According to Economics Minister Robert Habeck, Germany has a chance of “getting through the winter well” despite the lack of Russian gas. A chance – the Green politician repeated the word to journalists in Lubmin on Monday. Because a lot has to be saved in Germany for this, and you need “a bit of luck with the weather”. But still: According to his own statement, he would not have said it like that a few months ago.
To ensure that this opportunity also exists for the following winter, the federal government is relying, among other things, on the import of liquefied natural gas (LNG). LNG is also to land in Lubmin and replace Russian natural gas, which arrived there a few weeks ago via the Nord Stream 1 Baltic Sea pipeline. On Monday, Habeck and Mecklenburg-Western Pomerania’s Prime Minister Manuela Schwesig (SPD) met in Lubmin to discuss, among other things, the LNG plans.
A floating terminal chartered by the federal government is to be fixed about 30 to 40 kilometers off Lubmin in the Baltic Sea and receive LNG from tankers. A pipeline that is yet to be built will take the gas to Lubmin, from where it will be distributed via other pipelines. In the second half of next year, the annual capacity for around five billion cubic meters of natural gas should be available.
Habeck: After the winter, the stores are empty
At the press event, Habeck and Schwesig also drove past the construction site of a project that was already well advanced. The company Deutsche Regas wants to land LNG here as early as this December. Excavators deepened the harbor basin for the floating terminal on Monday. In addition, according to Habeck, LNG terminals in Wilhelmshaven and Brunsbüttel are looking good for a start at the turn of the year.
Habeck said the gas storage tank was nearing the 90 percent mark and the price had fallen in recent weeks despite the lack of Russian deliveries. In winter, the gas should be made available from the storage facilities. “But that also means that the storage tanks will be empty again at the end of winter, in this case really empty because we will be using the gas.” Then you have to save again quickly.

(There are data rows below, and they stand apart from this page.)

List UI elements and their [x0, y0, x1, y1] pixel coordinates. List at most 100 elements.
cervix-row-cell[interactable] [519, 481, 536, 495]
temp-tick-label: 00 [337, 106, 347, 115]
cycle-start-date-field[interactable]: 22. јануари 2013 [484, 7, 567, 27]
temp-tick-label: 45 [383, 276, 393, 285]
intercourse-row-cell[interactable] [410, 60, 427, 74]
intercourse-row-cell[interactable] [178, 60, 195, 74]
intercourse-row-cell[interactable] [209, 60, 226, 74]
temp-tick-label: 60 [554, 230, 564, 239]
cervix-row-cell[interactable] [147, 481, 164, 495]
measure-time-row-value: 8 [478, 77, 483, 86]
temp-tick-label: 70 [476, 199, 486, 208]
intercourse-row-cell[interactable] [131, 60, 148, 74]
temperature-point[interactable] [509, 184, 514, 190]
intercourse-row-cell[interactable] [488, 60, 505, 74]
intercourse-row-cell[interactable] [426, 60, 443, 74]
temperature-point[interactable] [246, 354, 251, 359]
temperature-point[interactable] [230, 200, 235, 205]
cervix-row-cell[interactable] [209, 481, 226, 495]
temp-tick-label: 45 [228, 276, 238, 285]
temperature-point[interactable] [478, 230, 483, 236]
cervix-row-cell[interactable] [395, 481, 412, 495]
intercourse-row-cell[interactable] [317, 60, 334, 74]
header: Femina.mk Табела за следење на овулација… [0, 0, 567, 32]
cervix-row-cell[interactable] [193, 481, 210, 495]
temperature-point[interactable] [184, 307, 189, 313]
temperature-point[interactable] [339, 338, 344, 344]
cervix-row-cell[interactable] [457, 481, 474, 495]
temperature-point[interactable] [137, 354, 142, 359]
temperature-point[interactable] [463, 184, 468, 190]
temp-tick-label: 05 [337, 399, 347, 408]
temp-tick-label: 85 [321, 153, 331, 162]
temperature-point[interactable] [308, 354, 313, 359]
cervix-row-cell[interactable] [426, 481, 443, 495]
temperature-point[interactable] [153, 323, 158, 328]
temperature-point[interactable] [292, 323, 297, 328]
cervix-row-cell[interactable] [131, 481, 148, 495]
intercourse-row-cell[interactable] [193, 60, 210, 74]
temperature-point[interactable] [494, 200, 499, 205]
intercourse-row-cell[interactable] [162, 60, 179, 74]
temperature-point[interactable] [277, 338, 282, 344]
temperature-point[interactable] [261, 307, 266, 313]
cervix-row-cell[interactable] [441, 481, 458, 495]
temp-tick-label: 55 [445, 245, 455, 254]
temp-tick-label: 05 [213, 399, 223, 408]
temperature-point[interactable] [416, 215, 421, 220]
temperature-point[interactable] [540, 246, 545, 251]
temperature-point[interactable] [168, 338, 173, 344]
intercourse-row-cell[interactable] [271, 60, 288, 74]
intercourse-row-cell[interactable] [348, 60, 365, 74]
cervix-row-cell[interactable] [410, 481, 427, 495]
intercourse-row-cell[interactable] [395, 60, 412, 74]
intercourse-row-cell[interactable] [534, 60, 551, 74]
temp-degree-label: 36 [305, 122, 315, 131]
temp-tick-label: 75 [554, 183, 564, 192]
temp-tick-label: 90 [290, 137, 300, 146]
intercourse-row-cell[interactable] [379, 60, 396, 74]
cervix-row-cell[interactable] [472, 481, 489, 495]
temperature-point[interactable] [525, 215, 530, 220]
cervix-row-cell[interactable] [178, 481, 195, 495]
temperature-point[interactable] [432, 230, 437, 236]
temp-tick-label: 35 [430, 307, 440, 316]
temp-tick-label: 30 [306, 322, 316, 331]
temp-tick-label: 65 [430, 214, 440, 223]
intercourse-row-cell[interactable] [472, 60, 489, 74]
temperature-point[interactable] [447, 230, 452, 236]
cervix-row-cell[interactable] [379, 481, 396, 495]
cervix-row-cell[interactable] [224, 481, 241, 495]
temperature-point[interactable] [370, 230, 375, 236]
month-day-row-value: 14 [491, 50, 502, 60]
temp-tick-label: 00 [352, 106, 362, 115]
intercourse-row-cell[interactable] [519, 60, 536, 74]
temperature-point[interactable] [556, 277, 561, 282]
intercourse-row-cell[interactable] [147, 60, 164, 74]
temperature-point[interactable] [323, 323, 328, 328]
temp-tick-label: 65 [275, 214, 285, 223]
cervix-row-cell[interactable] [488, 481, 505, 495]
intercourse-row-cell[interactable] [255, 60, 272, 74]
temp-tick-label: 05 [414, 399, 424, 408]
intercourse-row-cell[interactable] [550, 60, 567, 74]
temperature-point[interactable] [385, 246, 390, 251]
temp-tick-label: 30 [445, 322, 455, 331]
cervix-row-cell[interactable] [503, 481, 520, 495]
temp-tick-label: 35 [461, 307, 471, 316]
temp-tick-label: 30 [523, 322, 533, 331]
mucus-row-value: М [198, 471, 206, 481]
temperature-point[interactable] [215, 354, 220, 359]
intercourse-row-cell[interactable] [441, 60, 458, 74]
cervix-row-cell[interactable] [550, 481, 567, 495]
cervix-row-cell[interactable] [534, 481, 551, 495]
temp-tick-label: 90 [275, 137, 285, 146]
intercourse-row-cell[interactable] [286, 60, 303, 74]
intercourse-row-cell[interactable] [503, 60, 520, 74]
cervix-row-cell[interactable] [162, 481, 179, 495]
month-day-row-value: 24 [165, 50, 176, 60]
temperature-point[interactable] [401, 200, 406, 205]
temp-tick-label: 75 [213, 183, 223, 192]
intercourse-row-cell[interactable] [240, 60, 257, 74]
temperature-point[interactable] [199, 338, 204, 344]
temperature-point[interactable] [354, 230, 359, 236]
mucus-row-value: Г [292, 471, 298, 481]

That is why the planned LNG landing in Lubmin is important.
Lubmin is particularly suitable as a meeting point for several gas pipelines, as Schwesig said. This infrastructure would not exist without the Nord Stream 1 pipeline and the Nord Stream 2 pipeline, which never went into operation. She again defended herself for supporting Nord Stream 2 in the past. It was about cheap energy for all of Germany. MV is not to blame for the fact that no energy requirement calculation was made in the past or that other parts of the country were not better connected.

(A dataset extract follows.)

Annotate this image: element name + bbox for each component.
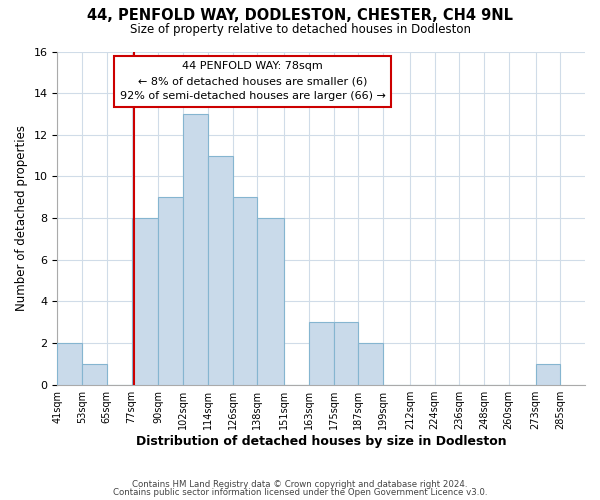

Schwesig: Can no longer rely on Russia
Schwesig said there was no longer a relationship of trust with Russia. “Russia is at war in Europe”. You can no longer rely on such a partner. Lower Saxony’s Prime Minister Stephan Weil had previously said that in his view gas would never flow from Russia to Germany through Nord Stream 2. Habeck also said he saw “no foreseeable scenario where Nord Stream 2 would play a role in energy security in Germany”. If it were put into operation, a strategic dependency on Russia’s President Vladimir Putin would be continued.
A demonstrator with a Russian flag, who was standing on a pier in Lubmin at the moment when Habeck and Schwesig drove past the deck of a pleasure boat as part of the appointment, showed that not everyone is so critical of Russia.
The federal government also has no plans to gain control of the pipeline in order to use it for the LNG terminal, said Habeck. Theoretically, one could have saved the laying of another pipeline through the Greifswalder Bodden – a protected area. The construction of this line and the outstanding permits also makes the desired schedule ambitious. According to standards that normally apply, they work here at “the speed of light,” said Habeck.
Schwesig emphasized that the expansion of the infrastructure is taking place on two tracks. So it should later be used for the more climate-friendly energy carrier hydrogen. In the future, Germany must rely entirely on renewable energies. “Because one thing is very clear: no matter where fossil fuels come from, we are dependent on fossil fuels, always dependent, because we don’t have them ourselves.”